# The existence of an orthonormal matrix

Let $$U$$ be an orthonormal matrix. The dimension of $$U$$ is equal to $$n \times n$$. The first row of $$U$$ has the following form: $$\bigg( \frac{1}{\sqrt{n}}, \ldots , \frac{1}{\sqrt{n}} \bigg). \tag{1}$$ How can I prove that $$U$$ with property (1) exists?

Take your row vector (call it $$v_1$$) and extend this set to a basis of $$\mathbb{R}^n$$. Then orthonormalize this basis, (using Gram-Schmidt), obtaining {$$v_1, \dots, v_n$$}. Then, the matrix U such that its jth row is $$v_j$$ is an orthonormal matrix.

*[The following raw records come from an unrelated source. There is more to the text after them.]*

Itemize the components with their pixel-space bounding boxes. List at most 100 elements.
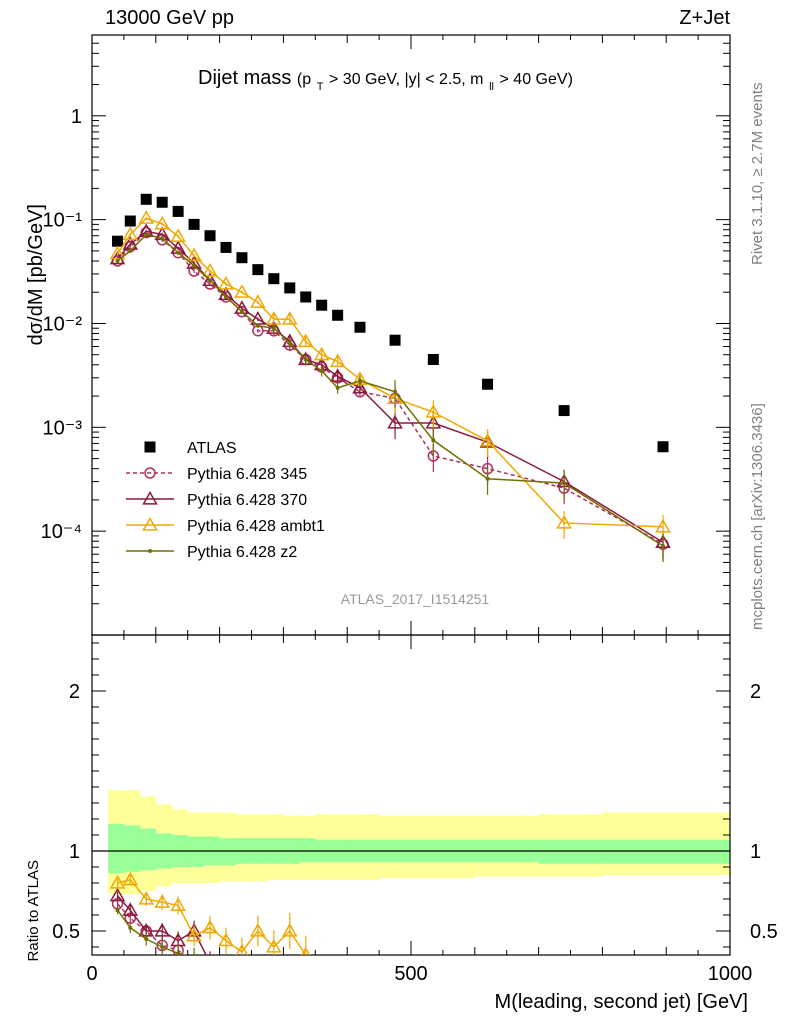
title-main: Dijet mass	[198, 67, 291, 89]
ratio-y-tick-label: 0.5	[52, 921, 80, 943]
title-cuts-b: > 30 GeV, |y| < 2.5, m	[329, 71, 483, 88]
data-point	[186, 247, 202, 262]
legend-entry: Pythia 6.428 345	[126, 466, 307, 483]
data-point	[287, 340, 292, 345]
data-point	[176, 250, 181, 255]
ratio-data-point	[192, 956, 196, 960]
x-tick-label: 500	[394, 963, 427, 985]
data-point	[156, 196, 168, 208]
data-point	[220, 241, 232, 253]
process-label: Z+Jet	[679, 7, 730, 29]
series-atlas	[112, 193, 669, 453]
data-point	[252, 264, 264, 276]
data-point	[300, 291, 312, 303]
data-point	[154, 215, 170, 230]
ratio-data-point	[186, 927, 202, 942]
ratio-uncertainty-bands	[92, 790, 731, 895]
data-point	[128, 248, 133, 253]
ratio-inner-band-bin	[538, 839, 603, 864]
data-point	[562, 481, 567, 486]
data-point	[482, 378, 494, 390]
data-point	[140, 193, 152, 205]
data-point	[319, 368, 324, 373]
ratio-y-tick-label: 1	[69, 841, 80, 863]
data-point	[234, 284, 250, 298]
data-point	[239, 309, 244, 314]
ratio-data-point	[122, 871, 139, 886]
ratio-data-point	[109, 874, 126, 889]
ratio-data-point	[128, 925, 133, 930]
data-point	[661, 543, 666, 548]
data-point	[297, 333, 314, 348]
y-tick-label: 10⁻³	[43, 417, 83, 439]
ratio-plot-series	[109, 871, 311, 968]
x-tick-label: 0	[86, 963, 97, 985]
ratio-data-point	[189, 958, 199, 968]
data-point	[316, 299, 328, 311]
data-point	[303, 357, 308, 362]
data-point	[172, 205, 184, 217]
ratio-y-tick-label: 2	[69, 681, 80, 703]
data-point	[112, 235, 124, 247]
data-point	[657, 441, 669, 453]
ratio-inner-band-bin	[187, 836, 205, 867]
ratio-data-point	[122, 902, 139, 916]
legend-marker	[144, 441, 156, 453]
data-point	[170, 228, 186, 243]
ratio-data-point	[154, 922, 170, 937]
data-point	[204, 230, 216, 242]
data-point	[313, 346, 330, 361]
axis-ticks	[91, 34, 731, 955]
legend-label: Pythia 6.428 345	[187, 466, 307, 483]
data-point	[271, 326, 276, 331]
data-point	[115, 258, 120, 263]
ratio-series-line	[116, 909, 187, 955]
data-point	[268, 273, 280, 285]
data-point	[236, 252, 248, 264]
data-point	[427, 353, 439, 365]
legend-marker	[148, 549, 152, 553]
data-point	[223, 294, 228, 299]
main-plot-series	[109, 193, 671, 563]
ratio-y-tick-label-right: 2	[750, 681, 761, 703]
ratio-series-pythia-6-428-ambt1	[109, 871, 311, 955]
data-point	[354, 321, 366, 333]
x-tick-label: 1000	[708, 963, 753, 985]
analysis-id: ATLAS_2017_I1514251	[341, 591, 490, 607]
data-point	[425, 404, 442, 418]
ratio-data-point	[250, 922, 266, 937]
data-point	[122, 226, 139, 241]
data-point	[431, 438, 436, 443]
ratio-inner-band-bin	[602, 839, 731, 864]
series-pythia-6-428-ambt1	[109, 210, 671, 543]
data-point	[479, 432, 496, 447]
legend-label: Pythia 6.428 z2	[187, 544, 297, 561]
ratio-data-point	[170, 897, 186, 912]
legend-entry: ATLAS	[144, 440, 237, 457]
data-point	[329, 368, 346, 382]
data-point	[387, 415, 403, 429]
ratio-inner-band-bin	[107, 823, 125, 874]
data-point	[655, 518, 671, 533]
data-point	[138, 210, 155, 224]
ratio-data-point	[115, 908, 120, 913]
data-point	[558, 405, 570, 417]
data-point	[329, 353, 346, 368]
ratio-data-point	[210, 954, 211, 955]
ratio-data-point	[202, 919, 218, 934]
data-point	[332, 309, 344, 321]
ratio-data-point	[281, 922, 298, 937]
y-tick-label: 10⁻²	[43, 313, 83, 335]
series-pythia-6-428-345	[111, 226, 669, 561]
ratio-inner-band-bin	[139, 828, 157, 871]
data-point	[208, 278, 213, 283]
data-point	[389, 334, 401, 346]
data-point	[284, 282, 296, 294]
ratio-plot-frame	[91, 634, 731, 956]
data-point	[109, 245, 126, 260]
y-axis-label-ratio: Ratio to ATLAS	[25, 860, 42, 961]
ratio-series-pythia-6-428-z2	[115, 906, 196, 960]
data-point	[218, 275, 234, 290]
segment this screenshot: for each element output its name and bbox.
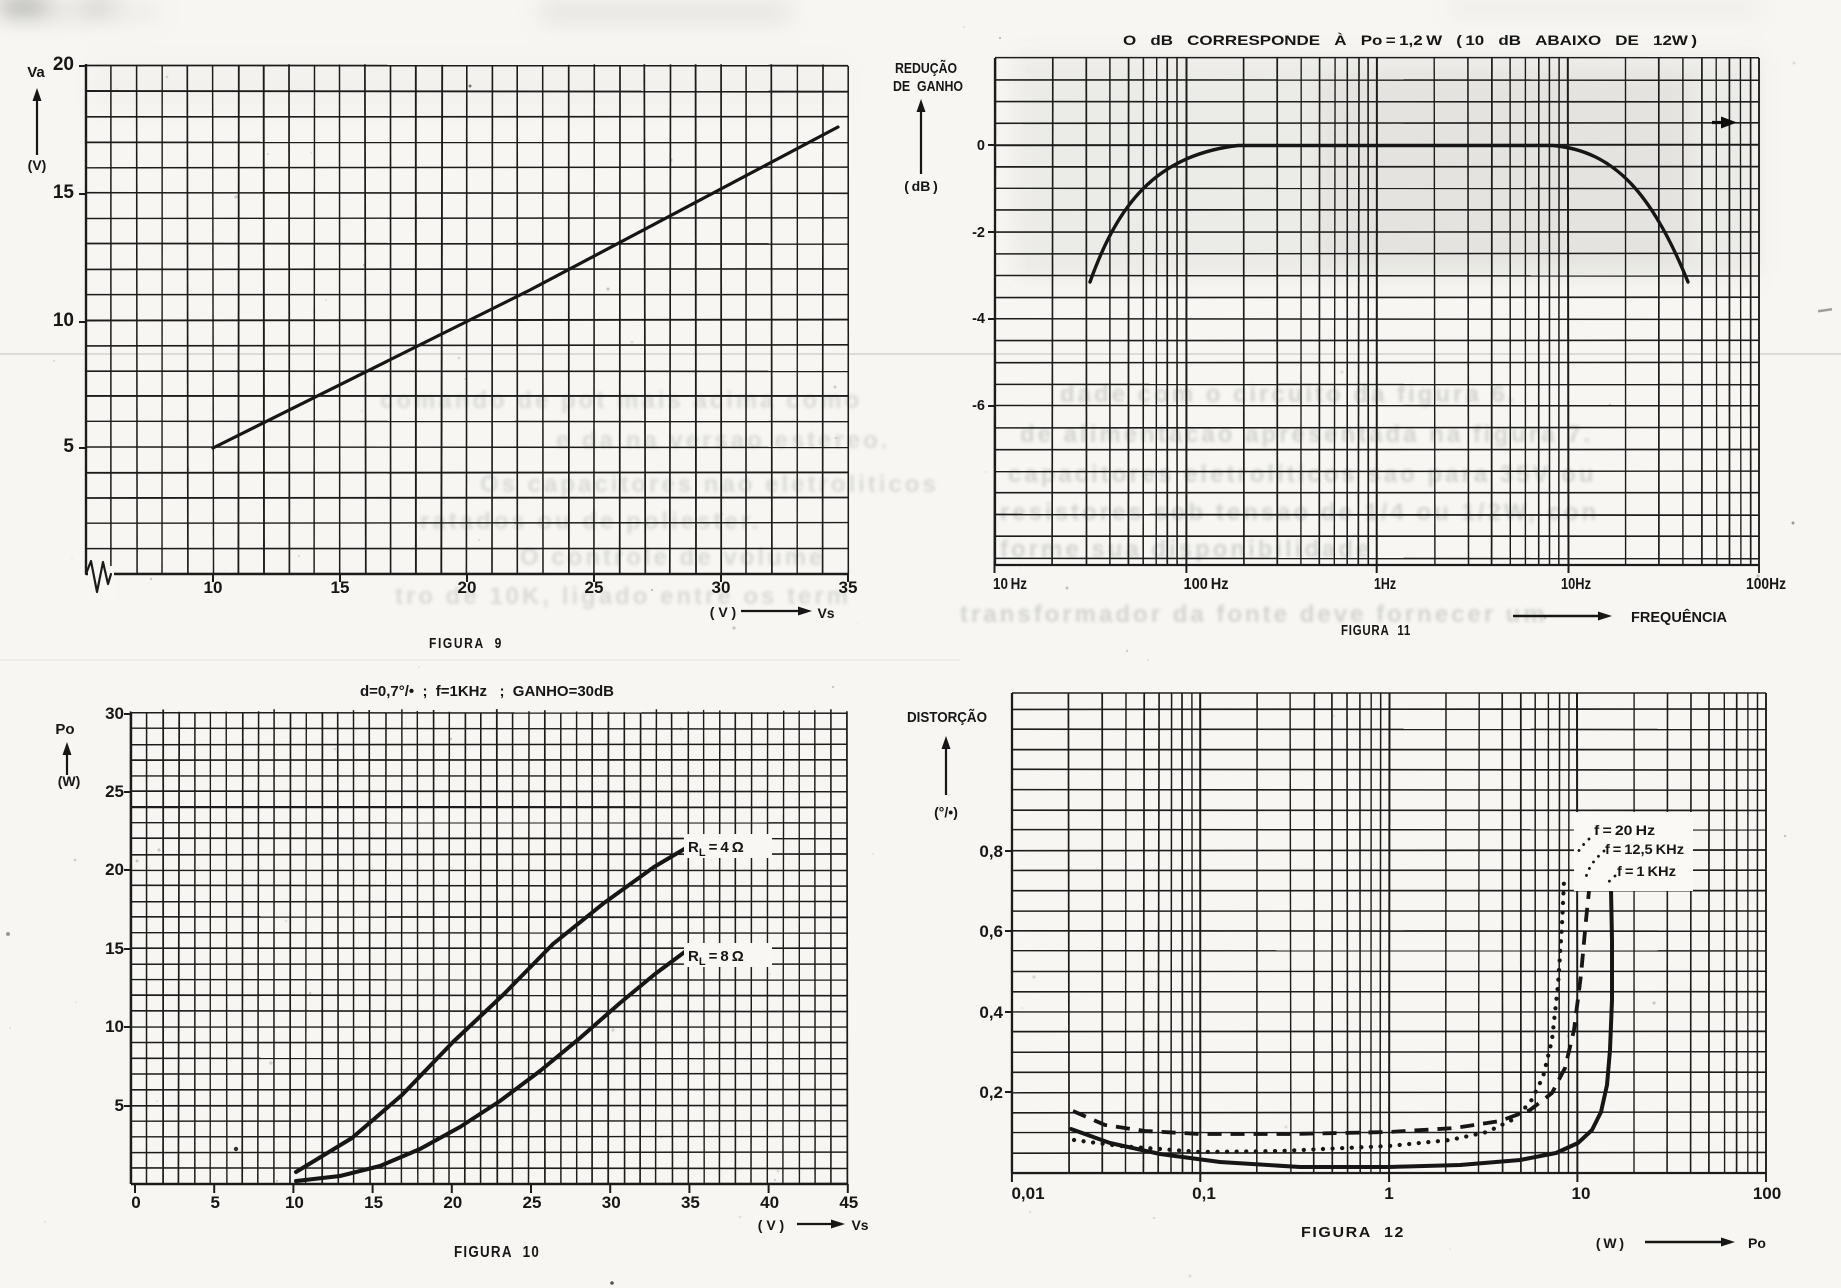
svg-text:FREQUÊNCIA: FREQUÊNCIA (1631, 608, 1727, 626)
svg-text:ratados ou de poliester.: ratados ou de poliester. (420, 508, 761, 535)
svg-text:(W): (W) (58, 773, 81, 789)
svg-text:0: 0 (977, 138, 985, 154)
svg-text:0: 0 (131, 1193, 140, 1212)
svg-text:-6: -6 (972, 398, 985, 414)
svg-text:15: 15 (53, 182, 75, 203)
svg-text:tro de 10K, ligado entre os te: tro de 10K, ligado entre os term (395, 583, 851, 610)
svg-text:FIGURA 12: FIGURA 12 (1301, 1224, 1405, 1241)
svg-text:Po: Po (1748, 1235, 1766, 1251)
svg-text:0,8: 0,8 (979, 842, 1003, 861)
svg-text:30: 30 (712, 578, 731, 597)
svg-text:15: 15 (105, 939, 124, 958)
svg-text:1Hz: 1Hz (1374, 576, 1396, 593)
svg-text:35: 35 (681, 1193, 700, 1212)
svg-text:10: 10 (53, 310, 74, 331)
svg-text:5: 5 (115, 1096, 124, 1115)
svg-text:FIGURA 11: FIGURA 11 (1341, 622, 1411, 639)
svg-text:(V): (V) (28, 157, 47, 173)
svg-text:5: 5 (63, 436, 74, 457)
svg-text:40: 40 (760, 1193, 779, 1212)
svg-text:100 Hz: 100 Hz (1184, 576, 1229, 593)
svg-text:30: 30 (602, 1193, 621, 1212)
svg-text:FIGURA 9: FIGURA 9 (429, 635, 503, 652)
svg-text:transformador da fonte deve fo: transformador da fonte deve fornecer um (960, 601, 1548, 628)
svg-text:Vs: Vs (817, 605, 834, 621)
svg-text:DISTORÇÃO: DISTORÇÃO (907, 708, 987, 726)
svg-text:-4: -4 (972, 311, 985, 327)
svg-text:10Hz: 10Hz (1561, 576, 1591, 593)
svg-text:0,1: 0,1 (1192, 1184, 1216, 1203)
svg-text:35: 35 (839, 578, 858, 597)
svg-text:10: 10 (285, 1193, 304, 1212)
svg-text:20: 20 (443, 1193, 462, 1212)
svg-text:25: 25 (523, 1193, 542, 1212)
svg-text:resistores sob tensao de 1/4 o: resistores sob tensao de 1/4 ou 1/2W, co… (1000, 499, 1599, 526)
svg-text:0,6: 0,6 (979, 922, 1003, 941)
svg-text:1: 1 (1384, 1184, 1393, 1203)
svg-text:30: 30 (105, 704, 124, 723)
svg-text:( W ): ( W ) (1596, 1235, 1624, 1251)
svg-text:( V ): ( V ) (710, 604, 736, 620)
svg-text:Va: Va (27, 64, 45, 81)
svg-text:0,4: 0,4 (979, 1003, 1003, 1022)
svg-text:100: 100 (1753, 1184, 1781, 1203)
svg-text:10: 10 (204, 578, 223, 597)
svg-text:f = 1 KHz: f = 1 KHz (1617, 863, 1676, 879)
svg-text:100Hz: 100Hz (1746, 576, 1786, 593)
svg-text:comando de pot mais acima como: comando de pot mais acima como (380, 387, 862, 414)
svg-text:REDUÇÃO: REDUÇÃO (895, 59, 957, 77)
svg-text:Vs: Vs (851, 1217, 868, 1233)
svg-text:d=0,7°/• ; f=1KHz ; GANHO: d=0,7°/• ; f=1KHz ; GANHO=30dB (360, 683, 614, 700)
svg-text:45: 45 (839, 1193, 858, 1212)
svg-text:Os capacitores nao eletrolitic: Os capacitores nao eletroliticos (480, 471, 939, 498)
svg-text:10: 10 (105, 1017, 124, 1036)
svg-text:( dB ): ( dB ) (904, 178, 938, 194)
svg-text:FIGURA 10: FIGURA 10 (454, 1244, 540, 1261)
svg-text:-2: -2 (972, 225, 985, 241)
svg-text:25: 25 (105, 782, 124, 801)
svg-text:20: 20 (105, 860, 124, 879)
svg-text:( V ): ( V ) (758, 1217, 784, 1233)
svg-text:f = 12,5 KHz: f = 12,5 KHz (1605, 841, 1684, 857)
svg-text:capacitores eletroliticos sao: capacitores eletroliticos sao para 35V o… (1008, 461, 1597, 488)
svg-text:25: 25 (585, 578, 604, 597)
svg-text:Po: Po (55, 721, 74, 738)
svg-text:10: 10 (1572, 1184, 1591, 1203)
svg-text:20: 20 (458, 578, 477, 597)
svg-text:dade com o circuito da figura: dade com o circuito da figura 6. (1060, 381, 1517, 408)
svg-text:0,2: 0,2 (979, 1083, 1003, 1102)
svg-text:10 Hz: 10 Hz (993, 576, 1027, 593)
svg-text:15: 15 (364, 1193, 383, 1212)
svg-text:O dB CORRESPONDE À Po: O dB CORRESPONDE À Po = 1,2 W ( 10 dB AB… (1123, 32, 1697, 48)
svg-text:DE GANHO: DE GANHO (893, 78, 963, 95)
svg-text:de alimentacao apresentada na: de alimentacao apresentada na figura 7. (1020, 421, 1593, 448)
svg-text:(°/•): (°/•) (934, 804, 958, 820)
svg-text:15: 15 (331, 578, 350, 597)
svg-text:5: 5 (210, 1193, 219, 1212)
svg-text:0,01: 0,01 (1011, 1184, 1044, 1203)
svg-text:20: 20 (53, 54, 74, 75)
svg-text:f = 20 Hz: f = 20 Hz (1594, 822, 1655, 838)
svg-text:e da na versao estereo.: e da na versao estereo. (556, 427, 890, 454)
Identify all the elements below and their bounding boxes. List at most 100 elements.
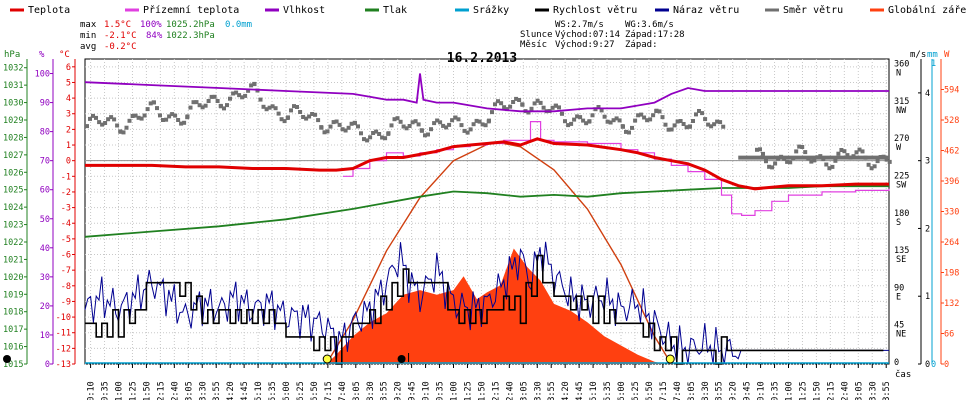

$$u:=(\frac{1}{\sqrt{n}},\ldots,\frac{1}{\sqrt{n}})$$ is a unit vector in your vector space. You can extend it to a basis $$\{u,v_{2},\ldots,v_{n}\}$$ of $$V$$ and then apply the Gram-Schmidt algorithm on this basis to obtain an orthonormal basis: $$\{e_{1},e_{2},\ldots,e_{n}\}$$ of $$V$$, where $$e_{1}=u$$. The matrix with rows $$e_{1},\ldots e_{n}$$ will then be a unitary matrix.
Consider the vectors $$v_1=e_1+\dots+e_n$$, $$v_i=e_i$$ for $$i=2,\dots,n$$ and apply Gram-Schmidt to them. Then you obtain an orthonormal basis whose first vector is $$(e_1+\dots+e_n)/\sqrt n$$, which is precisely the vector you want.